28. Avrupa İnsan Hakları Mahkemesine göre (AİHM), Avrupa İnsan Hakları Sözleşmesi’nin (AİHS) hükümleri, Sözleşme’nin bir taraf devlet açısından yürürlüğe girdiği tarihten önce meydana gelmiş eylem veya olaylar bakımından ilgili devleti bağlamadığı gibi, bu tarihten önce sona ermiş durumları da bağlamaz. Dolayısıyla, zaman yönünden yetki açısından dikkate alınacak tarih, iddia edilen ihlal durumunu oluşturan olayın meydana geldiği tarihtir. Söz konusu ihlalin ortadan kaldırılması için açılan davanın sonuçlandığı tarih, onay ya da tanıma tarihinden sonraki bir tarih olsa da, bu durum Mahkemenin zaman bakımından yetkisinde herhangi bir değişikliğe neden olmaz. Bunun tek istisnası, Sözleşmenin onaylanmasından önce başlayan ve ihlal oluşturan bir eylem ya da olay, bu tarihten sonra da devam etmekte ise, bu durumda “devam eden bir durum” söz konusu olduğundan, Mahkemenin davaya bakmaya yetkisi bulunmaktadır (bkz. Blecic/Hırvatistan, B. No:59532/00, 8/3/2006, § 77).

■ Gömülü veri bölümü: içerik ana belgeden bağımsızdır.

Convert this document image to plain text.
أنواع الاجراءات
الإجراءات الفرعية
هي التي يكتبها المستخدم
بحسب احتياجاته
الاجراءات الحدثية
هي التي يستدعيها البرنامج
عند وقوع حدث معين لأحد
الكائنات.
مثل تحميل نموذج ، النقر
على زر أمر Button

29. Ceza yargılamasında iddianamenin kabulüne kadar geçen evre soruşturma evresi, iddianamenin kabulüyle başlayıp, hükmün kesinleşmesine kadar geçen evre ise kovuşturma evresi olarak bilinir. Kovuşturma evresi, soruşturma evresinin devamı niteliğinde ise de soruşturma evresi ile kovuşturma evreleri farklı özellikler taşır. Tutukluluğun makul süreyi aşması ile ilgili şikâyetlerde, uzun tutukluluk şikâyetinin niteliği gereği soruşturma evresinde geçen sürenin de kabul edilmesi devam eden bir ihlal durumunun sonucu olduğunda Anayasa Mahkemesinin zaman yönünden yetkisi açısından bir sorun teşkil etmez ise de, ihlalin sona erdiği veya devam eden bir ihlalin bulunmadığı durumlarda bunun kabul edilmesi mümkün gözükmemektedir.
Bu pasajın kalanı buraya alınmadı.